If you're planning to leave your smartphone or laptop at home when you go on vacation this month, you might want to think again. The unplugged getaway is so last year.

More than 62 percent of travelers say they plan to check their work-related email and voice mail, according to a new poll by the travel agency network Travel Leaders Group. Just 37 percent of respondents say they unplug, a precipitous drop from three years ago, when more than half of travelers said that they would go deviceless while they were away.

Disconnecting is passé, which is bad - and good. It's bad in the sense that people really need a break. In fact, the right to disconnect is recognized by some forward-looking employers, including Mercedes-Benz. Earlier this year, France enacted a law that required companies with more than 50 workers to set hours when employees are not supposed to send or answer emails. But it's good in the sense that a connection can be a powerful tool that can improve your vacation.

Jessica Tsukimura can't do without her connections because of the unavoidable reality that the world doesn't stop when you're away. Tsukimura, who just returned from Italy with her husband, says they both work in jobs where they must be reachable, "no matter what." She's the head of the New York office of a global branding and design agency; he works for a hedge fund.

"We brought one company phone and a personal phone," she says. If there hadn't been talk of a laptop ban, they would have taken their computer, too.

"We both checked emails once daily and texted colleagues as necessary," she says. "But then we shut down our business communications. This ensured the vacation remained a vacation."

That's the interesting thing about disconnecting in 2017: People say they want to do it. A recent Hilton Hotels & Resorts survey found that 77 percent of travelers say they prefer a vacation where they are able to unplug from their life. But, ultimately, they don't. And when they fail, only 10 percent say they're embarrassed about obsessively checking their smartphones and laptops.

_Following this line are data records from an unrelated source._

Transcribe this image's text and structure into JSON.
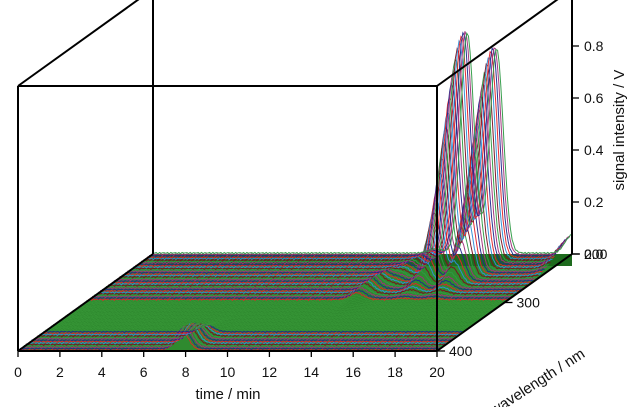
{
  "chart_data": {
    "type": "3d-waterfall",
    "xlabel": "time / min",
    "ylabel": "wavelength / nm",
    "zlabel": "signal intensity / V",
    "x_ticks": [
      0,
      2,
      4,
      6,
      8,
      10,
      12,
      14,
      16,
      18,
      20
    ],
    "y_ticks": [
      200,
      300,
      400
    ],
    "z_ticks": [
      "0.0",
      "0.2",
      "0.4",
      "0.6",
      "0.8"
    ],
    "xlim": [
      0,
      20
    ],
    "ylim": [
      200,
      400
    ],
    "zlim": [
      0,
      0.9
    ],
    "peaks": [
      {
        "time": 7.8,
        "wavelength": 395,
        "intensity": 0.08
      },
      {
        "time": 12.8,
        "wavelength": 270,
        "intensity": 0.05
      },
      {
        "time": 13.5,
        "wavelength": 230,
        "intensity": 0.04
      },
      {
        "time": 15.0,
        "wavelength": 205,
        "intensity": 0.86
      },
      {
        "time": 16.4,
        "wavelength": 205,
        "intensity": 0.8
      },
      {
        "time": 20.0,
        "wavelength": 200,
        "intensity": 0.07
      }
    ],
    "colors": {
      "surface": "#2f8a2f",
      "band_colors": [
        "#e0232a",
        "#1d2a8c",
        "#a0307a",
        "#2e9a44",
        "#7a1020",
        "#2f8ed6"
      ],
      "box": "#000000"
    }
  }
}
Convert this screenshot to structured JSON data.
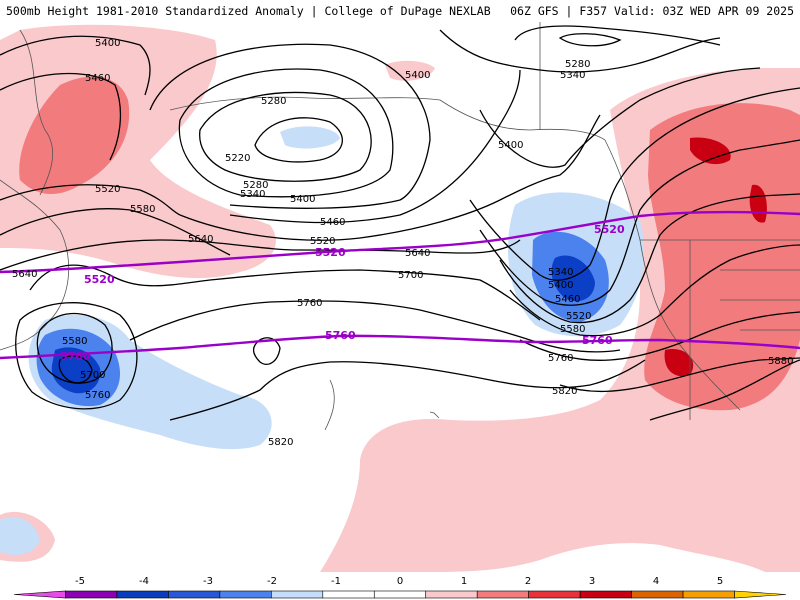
{
  "header": {
    "left": "500mb Height 1981-2010 Standardized Anomaly | College of DuPage NEXLAB",
    "right": "06Z GFS | F357 Valid: 03Z WED APR 09 2025"
  },
  "colors": {
    "background": "#ffffff",
    "contour": "#000000",
    "highlight_contour": "#9b00c8",
    "coastline": "#555555",
    "anom_pos_1": "#f9c9cc",
    "anom_pos_2": "#f27b7e",
    "anom_pos_3": "#c80012",
    "anom_neg_1": "#c7def9",
    "anom_neg_2": "#4c82ee",
    "anom_neg_3": "#0b3fc6"
  },
  "map": {
    "height_labels": [
      "5400",
      "5460",
      "5520",
      "5580",
      "5640",
      "5640",
      "5280",
      "5220",
      "5280",
      "5340",
      "5400",
      "5400",
      "5460",
      "5520",
      "5640",
      "5700",
      "5760",
      "5820",
      "5280",
      "5340",
      "5400",
      "5340",
      "5400",
      "5460",
      "5520",
      "5580",
      "5760",
      "5820",
      "5880",
      "5580",
      "5700",
      "5760"
    ],
    "highlight_labels": [
      "5520",
      "5520",
      "5520",
      "5760",
      "5760",
      "5760"
    ]
  },
  "colorbar": {
    "ticks": [
      "-5",
      "-4",
      "-3",
      "-2",
      "-1",
      "0",
      "1",
      "2",
      "3",
      "4",
      "5"
    ],
    "colors": [
      "#e64de6",
      "#8c00b4",
      "#0a3cbe",
      "#2858d6",
      "#4c82ee",
      "#c4ddfa",
      "#ffffff",
      "#ffffff",
      "#f9c9cc",
      "#f27b7e",
      "#e8333b",
      "#c80012",
      "#dc6400",
      "#f5a000",
      "#ffd200"
    ]
  }
}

That's not a real vacation, says Samantha Ettus, author of "The Pie Life: A Guilt-Free Recipe For Success and Satisfaction."

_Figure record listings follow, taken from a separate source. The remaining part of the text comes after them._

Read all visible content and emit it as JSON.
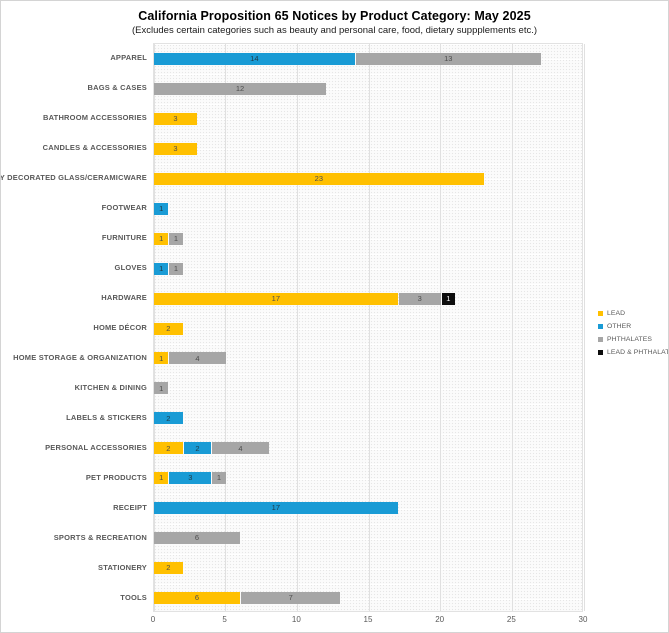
{
  "chart": {
    "title": "California Proposition 65 Notices by Product Category: May 2025",
    "subtitle": "(Excludes certain categories such as beauty and personal care, food, dietary suppplements etc.)"
  },
  "chart_data": {
    "type": "bar",
    "orientation": "horizontal",
    "stacked": true,
    "title": "California Proposition 65 Notices by Product Category: May 2025",
    "subtitle": "(Excludes certain categories such as beauty and personal care, food, dietary suppplements etc.)",
    "xlabel": "",
    "ylabel": "",
    "xlim": [
      0,
      30
    ],
    "x_ticks": [
      0,
      5,
      10,
      15,
      20,
      25,
      30
    ],
    "grid": true,
    "legend_position": "right",
    "categories": [
      "APPAREL",
      "BAGS & CASES",
      "BATHROOM ACCESSORIES",
      "CANDLES & ACCESSORIES",
      "EXTERNALLY DECORATED GLASS/CERAMICWARE",
      "FOOTWEAR",
      "FURNITURE",
      "GLOVES",
      "HARDWARE",
      "HOME DÉCOR",
      "HOME STORAGE & ORGANIZATION",
      "KITCHEN & DINING",
      "LABELS & STICKERS",
      "PERSONAL ACCESSORIES",
      "PET PRODUCTS",
      "RECEIPT",
      "SPORTS & RECREATION",
      "STATIONERY",
      "TOOLS"
    ],
    "series": [
      {
        "name": "LEAD",
        "color": "#FFC000",
        "label_color": "#4d4d4d",
        "values": [
          0,
          0,
          3,
          3,
          23,
          0,
          1,
          0,
          17,
          2,
          1,
          0,
          0,
          2,
          1,
          0,
          0,
          2,
          6
        ]
      },
      {
        "name": "OTHER",
        "color": "#199BD5",
        "label_color": "#1f3a47",
        "values": [
          14,
          0,
          0,
          0,
          0,
          1,
          0,
          1,
          0,
          0,
          0,
          0,
          2,
          2,
          3,
          17,
          0,
          0,
          0
        ]
      },
      {
        "name": "PHTHALATES",
        "color": "#A6A6A6",
        "label_color": "#4d4d4d",
        "values": [
          13,
          12,
          0,
          0,
          0,
          0,
          1,
          1,
          3,
          0,
          4,
          1,
          0,
          4,
          1,
          0,
          6,
          0,
          7
        ]
      },
      {
        "name": "LEAD & PHTHALATES",
        "color": "#0D0D0D",
        "label_color": "#ffffff",
        "values": [
          0,
          0,
          0,
          0,
          0,
          0,
          0,
          0,
          1,
          0,
          0,
          0,
          0,
          0,
          0,
          0,
          0,
          0,
          0
        ]
      }
    ]
  }
}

"Just like you recharge your phone, you need to recharge your own battery with a real tech break," says Ettus, who specializes in offering corporations advice on work-life balance. "But you can't rely on your company or colleagues to set your boundaries for you. "That's your job."

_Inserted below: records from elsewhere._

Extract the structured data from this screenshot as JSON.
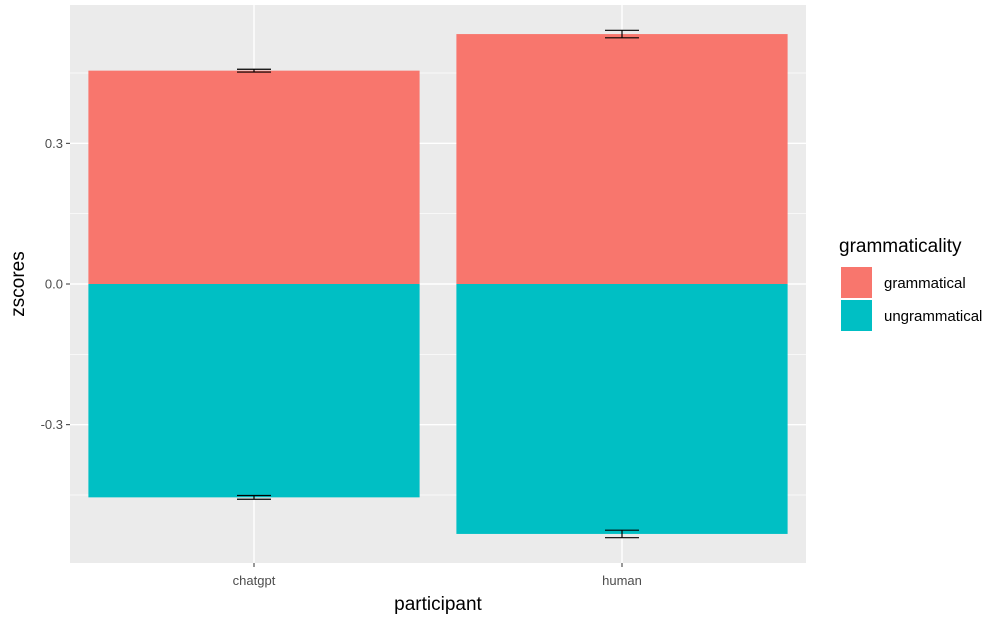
{
  "chart_data": {
    "type": "bar",
    "stacked": true,
    "xlabel": "participant",
    "ylabel": "zscores",
    "categories": [
      "chatgpt",
      "human"
    ],
    "series": [
      {
        "name": "grammatical",
        "color": "#F8766D",
        "values": [
          0.455,
          0.533
        ],
        "error": [
          0.003,
          0.008
        ]
      },
      {
        "name": "ungrammatical",
        "color": "#00BFC4",
        "values": [
          -0.455,
          -0.533
        ],
        "error": [
          0.004,
          0.008
        ]
      }
    ],
    "ylim": [
      -0.595,
      0.595
    ],
    "yticks": [
      -0.3,
      0.0,
      0.3
    ],
    "ytick_labels": [
      "-0.3",
      "0.0",
      "0.3"
    ],
    "grid": true,
    "panel_background": "#EBEBEB",
    "legend": {
      "title": "grammaticality",
      "position": "right",
      "items": [
        "grammatical",
        "ungrammatical"
      ]
    }
  }
}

Yet even Ettus acknowledges that a complete disconnect - say, leaving the phone home - may not be possible in 2017. Instead, she advises choosing a time of day to check email and messages and then closing your laptop for the evening. Keep the office work contained where possible.

In a perfect world, you wouldn't check messages at all. Consider what happened to Anna Beyder, who works for an Atlanta-based technology company. On a recent vacation, she decided to log into her email account - and regrets it.

"I opened an email that I thought was totally harmless only to find out that it said that my office was relocating to another city and I was being assigned to a new manager," she says. Although it didn't ruin her vacation, "I wish I hadn't opened it," she says.

But it's far from a perfect world. In a sense, leisure travelers like Beyder and Tsukimura are becoming more like business travelers, who don't even go to the bathroom without a device. I'm not making that up. A new Skyroam survey says that 98 percent of road warriors use a smartphone "at all times." Nearly 60 percent use a tablet computer and 70 percent carry a laptop computer.

In addition to being unrealistic, unplugged vacations deprive travelers of a valuable tool: Your device can help you resolve problems quickly and get better customer service.

Laura Barta says she uses her phone to get directions when she's on vacation. Unplugging would mean leaving Google Maps at home. And because she's gone for two weeks at a time, it also helps to keep a smartphone if "anything really urgent" comes along, says Barta, who runs a toy company in Hershey, Pennsylvania.

Perhaps the best reason to carry a device, even on vacation, is that it can quickly remedy a customer-service problem. Travel-industry employees - particularly airline workers - sometimes recoil in fear when you point a cellphone camera at them. The last thing they want is for their often rude behavior to be captured on video and distributed via social media. And a Facebook or Twitter post is often enough to get a service problem resolved in real time.

Of course, I don't recommend trying this every time an airline or hotel employee gives you an answer you don't like. But isn't it nice to know you can record an incident if it happens?